Google's elite Project Zero security team has done it again — this time turning the Pixel 10 into a case study for how hardware driver vulnerabilities can silently hand an attacker full root control of your phone, no taps required.
In a research post published May 13, Project Zero researcher Seth Jenkins detailed a complete zero-click exploit chain for the Pixel 10, building on the team's earlier, three-part Pixel 9 research series published in January 2026. That earlier work had demonstrated it was possible to go from a zero-click context to root on Android in just two exploits — and Jenkins wanted to see if the same was possible on Google's latest flagship.
The Entry Point: A Dolby Audio Bug, Repurposed
The first link in the chain is CVE-2025-54957, a vulnerability in the Dolby Unified Decoder (UDC) — a library for processing Dolby Digital audio formats that is integrated across Android, iOS, Windows, and media streaming devices.
The dangerous part: the Dolby UDC is part of the zero-click attack surface of most Android devices because incoming audio messages in Google Messages are transcribed before a user even opens them. A malicious audio file sent as a message triggers the exploit with no interaction from the target.

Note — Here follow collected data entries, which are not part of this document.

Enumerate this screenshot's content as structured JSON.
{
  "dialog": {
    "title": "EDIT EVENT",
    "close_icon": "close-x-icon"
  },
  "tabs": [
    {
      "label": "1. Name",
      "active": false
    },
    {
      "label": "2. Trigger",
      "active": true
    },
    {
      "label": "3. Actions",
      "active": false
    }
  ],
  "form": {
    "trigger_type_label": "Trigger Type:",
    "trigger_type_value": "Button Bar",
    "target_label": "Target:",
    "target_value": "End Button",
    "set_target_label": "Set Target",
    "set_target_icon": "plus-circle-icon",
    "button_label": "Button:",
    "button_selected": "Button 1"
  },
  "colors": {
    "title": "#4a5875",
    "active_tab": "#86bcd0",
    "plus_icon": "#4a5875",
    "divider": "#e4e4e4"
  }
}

Adapting the Dolby exploit for Pixel 10 was straightforward, Jenkins noted, with the main hurdle being that the Pixel 10 uses RET PAC instead of -fstack-protector, a different stack protection mechanism that requires a workaround.
The Escalation: A Video Driver With No Boundaries
On the Pixel 9, the second exploit leveraged the BigWave AV1 decoder driver. That driver doesn't exist on Pixel 10. But Jenkins and collaborator Jann Horn found something worse. Working together, they spent just 2 hours auditing the VPU driver — used for video decoding on the Tensor G5 chip — and discovered an exceptional vulnerability.
The flaw in the driver's mmap handler is disarmingly simple: the driver makes a call to remap_pfn_range based purely on the size of the VMA (virtual memory area) and not at all bound to the size of the hardware register region, meaning a caller can map as much physical memory as they want into userland — including the entire kernel image. Making matters worse, the kernel is always at the same physical address on Pixel, so an attacker knows exactly where it is relative to the returned mmap address — no scanning required.
The result: achieving arbitrary read-write access to the kernel required just 5 lines of code, and the full exploit took less than a day to write.
One Bright Spot: Faster Patching
Jenkins reported the VPU bug on November 24, 2025, and it was patched 71 days later in the February Pixel security bulletin — notably the first time Android patched a driver bug Jenkins reported within 90 days. Compare that to the Pixel 9 Dolby chain, where the UDC vulnerability remained unpatched on Pixel for 82 days after public disclosure, and the BigWave driver bug took until January 6, 2026, to fix.
Progress — but Project Zero isn't satisfied. Jenkins noted that after flagging the BigWave driver issues, he had hoped the same development team would audit their other drivers. Five months later, a serious, extremely shallow vulnerability was immediately apparent in their VPU driver during a cursory review.
What Pixel 10 Users Should Do
The VPU vulnerability was patched in the February 2026 Pixel security update. If your device is running the February 2026 Security Patch Level (SPL) or later, you are protected. Check under Settings → About phone → Android security update. The Dolby exploit only affects devices on SPL December 2025 or earlier.
The deeper lesson here goes beyond any single bug fix: as Android packs in more AI-powered features that silently process incoming media, the zero-click attack surface keeps growing — and hardware driver security hasn't kept pace.